Today the Trustees for Medicare and Social Security released their annual report and - big surprise - the entitlement programs are on a glide path to insolvency:
The Medicare hospital insurance fund for seniors is now projected to run out of money in 2024, five years earlier than last year's estimate. The Social Security trust funds are projected to be drained in 2036, one year earlier than the last estimate. Once the trust funds are exhausted, both programs can only collect enough money in payroll taxes to pay partial benefits, the report said.There's no point in nostalgia for the days when Medicare and Social Security paid out the benefits afforded in the past decades. There's only one future: a reformed entitlement system that bows to current economic conditions and simple math, versus waiting for the inevitable:
If the trust funds are exhausted, immediate benefits cuts would go into effect.
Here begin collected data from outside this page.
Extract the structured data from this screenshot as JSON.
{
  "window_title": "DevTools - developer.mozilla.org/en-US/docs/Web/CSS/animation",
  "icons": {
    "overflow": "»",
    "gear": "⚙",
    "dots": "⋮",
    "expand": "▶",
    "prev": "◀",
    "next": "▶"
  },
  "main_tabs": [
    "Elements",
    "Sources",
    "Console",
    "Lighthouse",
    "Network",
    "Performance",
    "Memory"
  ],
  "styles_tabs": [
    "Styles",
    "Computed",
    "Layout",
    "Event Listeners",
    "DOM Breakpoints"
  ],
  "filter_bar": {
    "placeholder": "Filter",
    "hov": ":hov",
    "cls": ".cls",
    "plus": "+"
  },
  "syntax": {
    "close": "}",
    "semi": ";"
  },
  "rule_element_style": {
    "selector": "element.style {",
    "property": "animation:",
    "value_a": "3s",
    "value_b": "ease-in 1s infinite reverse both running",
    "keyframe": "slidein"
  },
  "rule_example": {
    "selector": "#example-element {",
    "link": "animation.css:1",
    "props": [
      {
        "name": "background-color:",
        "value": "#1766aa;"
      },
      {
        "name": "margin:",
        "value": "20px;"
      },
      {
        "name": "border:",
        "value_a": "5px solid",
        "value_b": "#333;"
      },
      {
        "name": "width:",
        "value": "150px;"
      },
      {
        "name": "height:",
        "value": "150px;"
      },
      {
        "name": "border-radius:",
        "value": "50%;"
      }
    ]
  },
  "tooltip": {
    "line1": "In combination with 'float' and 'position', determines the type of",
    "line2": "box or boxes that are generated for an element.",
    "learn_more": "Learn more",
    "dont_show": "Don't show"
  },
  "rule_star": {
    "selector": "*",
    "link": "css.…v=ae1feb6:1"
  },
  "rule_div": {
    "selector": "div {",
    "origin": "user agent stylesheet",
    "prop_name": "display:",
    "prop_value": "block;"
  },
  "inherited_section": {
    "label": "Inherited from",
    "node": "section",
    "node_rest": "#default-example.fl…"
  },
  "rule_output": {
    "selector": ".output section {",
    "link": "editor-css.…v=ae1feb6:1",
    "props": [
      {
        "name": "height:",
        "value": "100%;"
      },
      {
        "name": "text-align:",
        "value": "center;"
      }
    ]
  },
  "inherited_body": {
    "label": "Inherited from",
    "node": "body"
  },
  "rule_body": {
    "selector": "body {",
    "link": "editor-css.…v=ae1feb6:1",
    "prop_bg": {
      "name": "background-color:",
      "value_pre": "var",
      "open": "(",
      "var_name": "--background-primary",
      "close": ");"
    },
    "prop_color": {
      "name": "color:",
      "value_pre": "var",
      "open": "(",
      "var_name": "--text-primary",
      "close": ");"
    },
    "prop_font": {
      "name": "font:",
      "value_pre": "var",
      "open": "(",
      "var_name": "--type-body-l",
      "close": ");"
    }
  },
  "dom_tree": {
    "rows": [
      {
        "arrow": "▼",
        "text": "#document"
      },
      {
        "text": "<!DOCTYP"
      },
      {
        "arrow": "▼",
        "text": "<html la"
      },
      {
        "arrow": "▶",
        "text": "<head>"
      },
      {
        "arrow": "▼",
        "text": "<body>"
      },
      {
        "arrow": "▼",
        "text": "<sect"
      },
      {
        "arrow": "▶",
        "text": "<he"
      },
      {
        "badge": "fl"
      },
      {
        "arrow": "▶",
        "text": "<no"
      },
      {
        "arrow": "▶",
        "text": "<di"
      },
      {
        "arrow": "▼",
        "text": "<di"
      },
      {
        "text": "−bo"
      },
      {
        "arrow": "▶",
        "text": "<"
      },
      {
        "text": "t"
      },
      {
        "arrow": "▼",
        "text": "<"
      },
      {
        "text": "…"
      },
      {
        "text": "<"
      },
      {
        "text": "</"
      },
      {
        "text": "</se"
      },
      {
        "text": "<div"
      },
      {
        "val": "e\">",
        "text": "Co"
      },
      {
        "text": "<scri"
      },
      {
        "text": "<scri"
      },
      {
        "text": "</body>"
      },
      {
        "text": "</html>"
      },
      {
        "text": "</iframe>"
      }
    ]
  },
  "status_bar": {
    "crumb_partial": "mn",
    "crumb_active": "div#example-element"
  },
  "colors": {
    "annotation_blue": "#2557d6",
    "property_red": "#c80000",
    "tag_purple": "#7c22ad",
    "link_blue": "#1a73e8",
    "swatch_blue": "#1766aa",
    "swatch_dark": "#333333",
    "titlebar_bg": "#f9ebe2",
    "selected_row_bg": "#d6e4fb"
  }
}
Starting in 2024, Medicare could pay about 90 percent of benefits, but that would drop to about 75 percent in 2045. In other words, despite Democratic attempts to savage the Ryan/GOP budget for “ending Medicare as we know it” (starting in 2022), the fact is that “Medicare as we know it” simply won’t be around much longer anyway on it’s current path. Social Security benefits, meanwhile, would receive an immediate 25 percent cut. This is exactly what Paul Ryan is talking about when he stresses to need to address entitlement spending now, on our terms, before cuts are imposed swiftly and indiscriminately.Except for younger voters who fail to grasp the hole being dug on their behalf, I think Americans are waking up to the danger of delay over action and debt over fiscal sanity.